Bu nedenle size ne kadar kızsam da sanki asıl muhatabım başkasıymış gibi geliyor. Siz değil, sizin dedeleriniz değil çok daha köklü bir yanlış... Öfke işte böyle bir idrak edişten sonra son derece bayağı ve yersiz görünüyor gözüme.
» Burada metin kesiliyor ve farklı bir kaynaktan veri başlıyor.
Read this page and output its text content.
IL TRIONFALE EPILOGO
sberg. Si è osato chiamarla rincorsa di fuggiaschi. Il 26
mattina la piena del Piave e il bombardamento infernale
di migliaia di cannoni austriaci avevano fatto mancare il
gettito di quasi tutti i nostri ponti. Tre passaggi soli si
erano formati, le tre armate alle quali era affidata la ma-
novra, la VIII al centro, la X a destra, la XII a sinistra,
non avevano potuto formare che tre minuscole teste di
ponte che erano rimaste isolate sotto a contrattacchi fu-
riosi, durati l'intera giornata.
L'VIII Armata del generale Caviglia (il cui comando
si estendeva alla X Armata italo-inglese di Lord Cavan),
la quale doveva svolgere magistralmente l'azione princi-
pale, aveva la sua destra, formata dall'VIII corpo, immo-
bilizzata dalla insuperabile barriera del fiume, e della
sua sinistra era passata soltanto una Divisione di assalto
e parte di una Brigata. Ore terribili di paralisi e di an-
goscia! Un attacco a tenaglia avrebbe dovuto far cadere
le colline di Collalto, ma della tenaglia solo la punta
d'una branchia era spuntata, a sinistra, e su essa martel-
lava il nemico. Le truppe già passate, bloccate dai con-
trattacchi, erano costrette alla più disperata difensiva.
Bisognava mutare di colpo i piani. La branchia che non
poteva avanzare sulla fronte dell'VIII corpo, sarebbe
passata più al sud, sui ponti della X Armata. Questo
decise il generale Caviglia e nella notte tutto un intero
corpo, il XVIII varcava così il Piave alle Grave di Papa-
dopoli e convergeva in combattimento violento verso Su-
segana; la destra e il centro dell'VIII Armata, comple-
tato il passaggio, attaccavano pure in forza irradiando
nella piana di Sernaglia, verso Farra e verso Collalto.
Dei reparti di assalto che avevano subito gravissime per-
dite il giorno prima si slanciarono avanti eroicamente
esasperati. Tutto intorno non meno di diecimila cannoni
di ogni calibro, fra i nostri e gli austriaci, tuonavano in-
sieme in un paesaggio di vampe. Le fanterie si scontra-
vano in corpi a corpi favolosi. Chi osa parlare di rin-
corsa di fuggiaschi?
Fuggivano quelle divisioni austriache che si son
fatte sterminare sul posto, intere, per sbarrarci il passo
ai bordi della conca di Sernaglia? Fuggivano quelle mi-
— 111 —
Ne anlamı var kendimi yok yere paralamamın diyorum. 

Sizden ricam bizi anlamayınca yalnızca kendi düşüncenizin doğru olduğu konusunda inat etmeyin. Biz de her insan gibi gerçek bir saygıyı arzuluyoruz. Ciddiye alınmak, önemsenmek istiyoruz. Sayfalarca dur durak dinlemeden yazabilirim. Ama buna ne yüreğim dayanır ne de ellerim. 

Kuşkusuz bunu layığıyla yapan yetişkinler de vardır. Onlara

duyurulur. Sözüm meclisten dışarı efendim.